Collins — whose son Chris is the men’s basketball coach at Northwestern — addressed questions about coaching Michael Jordan, analyzing basketball and various other components of his coaching career in front of a full house at the McCormick Tribune Center.

“Michael Jordan is the greatest player in history, ever,” Collins said while discussing his experience coaching Jordan. The star played on Collins-coached teams from 1986 to 1989 while on the Bulls as well as with the Washington Wizards from 2001 to 2003.

Adande also showed short clips of basketball games for Collins to discuss. One clip was of “The Shot” — one of Jordan’s most famous plays and game-winning shots — from the 1989 Eastern Conference playoffs against the Cleveland Cavaliers, during which Collins was coaching the Bulls.

“There is a point for every franchise where there is a breakthrough moment,” Collins said. “Winning Game 5 in ’89 versus the Cavs was that moment.”

Adande asked Collins to walk the audience through Jordan’s game-winning shot against the Utah Jazz in Game 6 of the 1998 NBA Finals. Collins said Bulls forward Scottie Pippen, playing with an injured back, ran down the court to draw a defender away from the middle of the court, allowing Jordan to make one of the most famous shots in NBA history.

The sequence was played twice, and Collins encouraged the audience to play close attention to details.
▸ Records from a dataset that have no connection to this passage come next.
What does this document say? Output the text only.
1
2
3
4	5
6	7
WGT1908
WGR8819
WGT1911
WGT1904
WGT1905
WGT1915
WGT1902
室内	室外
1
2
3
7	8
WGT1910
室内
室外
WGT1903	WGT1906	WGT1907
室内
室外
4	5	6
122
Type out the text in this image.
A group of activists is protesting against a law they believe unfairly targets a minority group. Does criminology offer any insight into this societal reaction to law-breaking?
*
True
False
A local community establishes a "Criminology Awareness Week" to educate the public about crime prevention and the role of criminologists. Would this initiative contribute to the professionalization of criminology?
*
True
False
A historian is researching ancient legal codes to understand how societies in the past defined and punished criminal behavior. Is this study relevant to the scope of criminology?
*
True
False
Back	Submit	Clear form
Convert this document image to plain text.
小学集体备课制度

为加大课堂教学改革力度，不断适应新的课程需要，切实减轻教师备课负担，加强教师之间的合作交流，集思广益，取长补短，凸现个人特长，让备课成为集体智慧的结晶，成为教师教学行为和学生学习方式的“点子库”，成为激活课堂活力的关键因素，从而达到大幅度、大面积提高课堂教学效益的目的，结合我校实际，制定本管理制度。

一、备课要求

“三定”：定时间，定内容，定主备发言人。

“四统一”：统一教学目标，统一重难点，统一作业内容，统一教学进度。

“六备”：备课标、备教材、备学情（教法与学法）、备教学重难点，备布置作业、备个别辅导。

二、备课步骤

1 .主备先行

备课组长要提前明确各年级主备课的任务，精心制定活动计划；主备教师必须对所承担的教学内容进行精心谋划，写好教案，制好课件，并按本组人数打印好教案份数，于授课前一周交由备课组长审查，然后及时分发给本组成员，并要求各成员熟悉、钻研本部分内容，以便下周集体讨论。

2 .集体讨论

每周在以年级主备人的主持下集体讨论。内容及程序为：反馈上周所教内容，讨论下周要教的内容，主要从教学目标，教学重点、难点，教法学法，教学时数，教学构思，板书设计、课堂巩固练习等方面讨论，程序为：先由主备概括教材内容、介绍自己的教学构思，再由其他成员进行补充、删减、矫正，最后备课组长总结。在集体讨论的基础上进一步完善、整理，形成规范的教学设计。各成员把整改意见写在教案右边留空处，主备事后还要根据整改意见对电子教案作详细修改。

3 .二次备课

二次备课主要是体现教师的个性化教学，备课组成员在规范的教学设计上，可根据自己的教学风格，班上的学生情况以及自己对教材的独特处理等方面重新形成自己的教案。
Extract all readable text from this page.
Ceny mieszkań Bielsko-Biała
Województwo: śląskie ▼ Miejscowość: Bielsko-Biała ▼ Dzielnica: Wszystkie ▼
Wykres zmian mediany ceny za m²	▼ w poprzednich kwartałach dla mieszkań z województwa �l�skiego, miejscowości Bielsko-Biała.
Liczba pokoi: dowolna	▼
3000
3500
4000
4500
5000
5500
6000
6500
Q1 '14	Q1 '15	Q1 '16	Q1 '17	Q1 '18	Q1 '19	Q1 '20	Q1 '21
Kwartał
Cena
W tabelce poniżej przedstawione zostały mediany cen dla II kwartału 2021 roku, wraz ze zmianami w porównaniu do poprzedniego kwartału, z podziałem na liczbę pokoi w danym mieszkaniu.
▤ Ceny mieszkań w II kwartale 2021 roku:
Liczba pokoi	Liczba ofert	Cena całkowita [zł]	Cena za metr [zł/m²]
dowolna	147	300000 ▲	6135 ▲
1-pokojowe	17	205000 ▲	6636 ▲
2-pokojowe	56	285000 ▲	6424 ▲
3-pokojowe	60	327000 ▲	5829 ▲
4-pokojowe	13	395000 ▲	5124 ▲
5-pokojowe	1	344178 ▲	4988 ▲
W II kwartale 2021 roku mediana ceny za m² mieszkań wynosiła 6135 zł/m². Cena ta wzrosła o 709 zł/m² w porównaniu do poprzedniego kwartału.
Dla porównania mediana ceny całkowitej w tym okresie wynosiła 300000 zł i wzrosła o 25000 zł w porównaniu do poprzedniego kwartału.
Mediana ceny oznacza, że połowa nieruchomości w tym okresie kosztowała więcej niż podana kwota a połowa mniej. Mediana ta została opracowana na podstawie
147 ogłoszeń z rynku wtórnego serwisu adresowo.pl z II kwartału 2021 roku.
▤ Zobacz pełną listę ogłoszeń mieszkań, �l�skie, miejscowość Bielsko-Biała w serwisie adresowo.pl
He said without Pippen’s presence on the wing, though it seemed trivial at first, Jordan may not have had the space to make the shot.

In addition to game analysis, Adande and Collins also discussed the importance of statistics.

“To what extent do statistics tell ‘the story?’” Adande asked.

Collins applied his basketball knowledge to the upcoming NBA season, adding that Houston Rockets guard James Harden could win the NBA MVP this season because of the scoring uptick he sees in Coach Mike D’Antoni’s coaching system.

“If you’re in a fantasy league, grab him quickly,” Collins said.

D’Antoni is known for the “seven seconds or less” offensive strategy, where his team tries to get a shot off in the first seven seconds of the shot clock.

Weinberg sophomore Blake Maier, who was at the event, said Collins’ strength is knowing how to use the skills of his players.

“He knows that you can’t teach talent, so he talked about how his game plan revolved around who his best players were and making sure they had the ball when the time was necessary,” Maier said.

Collins concluded by discussing the influence basketball has had on his life.

“Basketball has not been a game to me,” Collins said. “It’s been my life.”